The authors make three main arguments for preserving the current framework for SEPs: 1) the SEP space is extremely complex and thus courts are in a better position to unravel it than regulators; 2) weakening SEP protections would have unintended “second-order effects” that would compromise startups’ ability to access capital markets, as well as the West’s technological leadership; and 3) the current system confers important benefits, such as the advantage of injunctions over damages awards and “firms’ ability to decide at what level of the value chain royalties will be calculated.”

“Where possible, policy should prefer allowing parties to negotiate at arm’s length and to resolve disputes through courts,” explain the comments. “In addition to maintaining the sometimes-necessary remedy of injunctive relief against bad-faith implementers, this approach allows courts to explore when injunctive relief is appropriate on a case-by-case basis.”

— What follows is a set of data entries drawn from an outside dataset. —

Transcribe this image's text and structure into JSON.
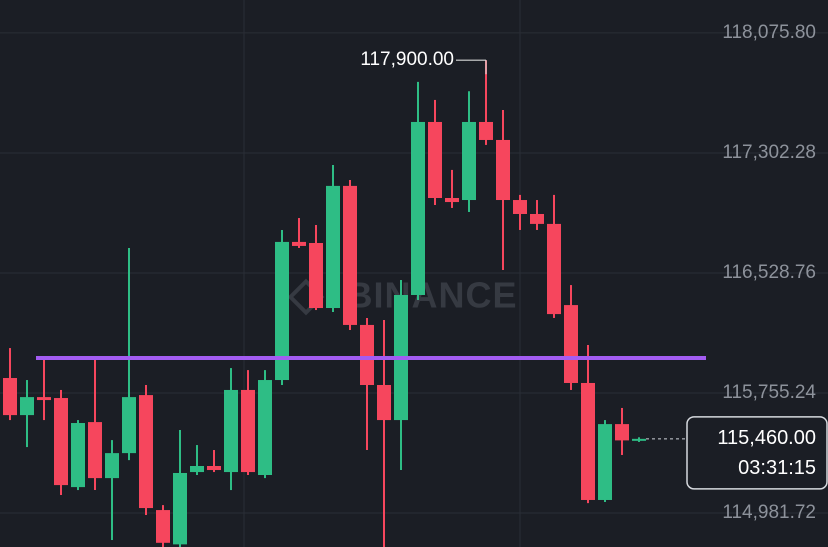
{
  "chart_data": {
    "type": "candlestick",
    "watermark": "BINANCE",
    "up_color": "#2ebd85",
    "down_color": "#f6465d",
    "ylim": [
      114763,
      118288
    ],
    "yticks": [
      {
        "value": 118075.8,
        "label": "118,075.80"
      },
      {
        "value": 117302.28,
        "label": "117,302.28"
      },
      {
        "value": 116528.76,
        "label": "116,528.76"
      },
      {
        "value": 115755.24,
        "label": "115,755.24"
      },
      {
        "value": 114981.72,
        "label": "114,981.72"
      }
    ],
    "grid": true,
    "open": [
      115852,
      115613,
      115729,
      115723,
      115149,
      115568,
      115207,
      115368,
      115742,
      115001,
      114780,
      115246,
      115285,
      115246,
      115775,
      115227,
      115839,
      116729,
      116722,
      116303,
      117090,
      116194,
      115807,
      115581,
      116387,
      117502,
      117012,
      116999,
      117502,
      117386,
      116999,
      116909,
      116845,
      116322,
      115820,
      115066,
      115555,
      115450
    ],
    "high": [
      116045,
      115839,
      115968,
      115775,
      115581,
      115981,
      115452,
      116690,
      115807,
      115033,
      115517,
      115420,
      115388,
      115916,
      115903,
      115903,
      116806,
      116883,
      116838,
      117225,
      117128,
      116239,
      116226,
      116484,
      117760,
      117644,
      117193,
      117700,
      117900,
      117579,
      117032,
      116999,
      117032,
      116451,
      116065,
      115581,
      115659,
      115470
    ],
    "low": [
      115581,
      115407,
      115581,
      115098,
      115130,
      115130,
      114808,
      115323,
      114969,
      114720,
      114720,
      115227,
      115246,
      115130,
      115227,
      115207,
      115807,
      116690,
      116290,
      116277,
      116161,
      115388,
      114720,
      115259,
      116355,
      116967,
      116948,
      116922,
      117354,
      116548,
      116806,
      116806,
      116239,
      115775,
      115046,
      115053,
      115356,
      115440
    ],
    "close": [
      115613,
      115729,
      115710,
      115162,
      115562,
      115207,
      115368,
      115729,
      115014,
      114790,
      115240,
      115285,
      115259,
      115775,
      115246,
      115839,
      116729,
      116703,
      116303,
      117090,
      116194,
      115807,
      115581,
      116387,
      117502,
      117012,
      116986,
      117502,
      117386,
      116999,
      116909,
      116845,
      116264,
      115820,
      115066,
      115555,
      115450,
      115460
    ],
    "high_marker": {
      "value": 117900,
      "label": "117,900.00"
    },
    "horizontal_line": {
      "value": 115981,
      "color": "#a35cf2"
    },
    "current_price": {
      "value": 115460,
      "label": "115,460.00"
    },
    "countdown": "03:31:15"
  }
}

The authors point out that one of the most controversial aspects of SEP licensing – the specter of patent holdup – is really based on a misunderstanding of the patent licensing dispute process. “It is ironic that the remarkably collaborative [standard development organization] SDO process nevertheless engenders endless—yet unsubstantiated—claims of systematic abuse by the SEP-holder participants in the form of patent hold-up and royalty stacking,” explain the comments, which cite Kristen Jakobsen Osenga’s paper, Ignorance Over Innovation: Why Misunderstanding Standard Setting Organizations Will Hinder Technological Progress, to illustrate their point. Osenga wrote:

[M]any claims of patent hold-up and royalty stacking are simply related to disagreements over how much the licensee would prefer to pay versus how much the patent holder is requesting. The fact that these disagreements are not uncommon does not mean, however, that patent hold-up or royalty stacking is taking place. After all, businesses frequently engage in aggressive price negotiations over all sorts of products, and IP licensing is no different.

According to the Commission’s web page on the consultation, it received a total of 75 submissions, mostly from the business community. The most submissions came from Germany, with 24, followed by the United States with 11.

The Commission first announced an initiative to improve transparency and predictability in the SEP licensing process through reform of the system in its 2020 “Intellectual Property Action Plan”.